The winds hustled harder against both of us. Seeing the sky now made a feel of calmness, relief all across my body. The sun smiling at the clouds who were playing with the planes that were carrying people; the moon already showing up from behind the mountains; Oh, wait. Did I mention the silent helicopter that was hovering just above us?
I smiled, getting myself back up to my feet, the officer smiling at my side too, keeping his hand on my back. “Weather is cold, isn’t it?”
“Yeah. Bet your kids are enjoying this weather. My kids . . . it’s incredible how much they enjoy staying outside till they get some kind of virus. Wait till the snow gets to town. They’ll be crazy.”
“Shame we won’t be seeing each other again, Officer McLaughlin.”
“We can arrange some things between—Wait, how do you know my name?”
A wide smile filled my entire face, “Shame I had to hit you. You were right all the time.”
“What?”
“I’m indeed Mark Cardona, and now I have a flight waiting for me.” I punched him in the face, his body crawling onto the floor as it groaned with terror. I looked at the blood on my knuckles, pure happiness. “See ya, Officer.”

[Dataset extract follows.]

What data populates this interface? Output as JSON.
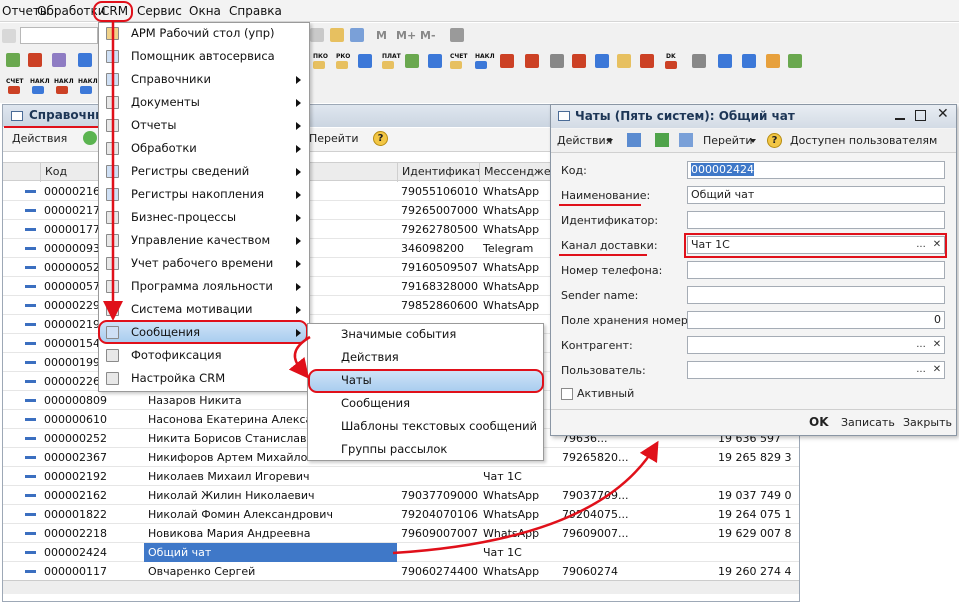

I went around the officer’s body that was just naming a lot of bad insults towards my name. My mom would’ve been proud of this. I grabbed the rope that was hanging from the helicopter and looked at the beautiful face of my girlfriend in the pilot’s seat.
“Ready to go, Baby.”
The helicopter went up higher into the rushing winds, my hands holding steady to the rope that made all of my life right now. It fell, I died. I didn’t like to think it in that way; it had worked for all those years stealing heists that I doubted it just broke like that.
At my feet, a little dot was raising and shouting indistinct things. Some I did catch up. “I’m going to catch you someday. Someday I’m going to catch you, Mark Cardona.”
“I really hope you do,” I muttered to myself. “I really hope you do, my dear friend.”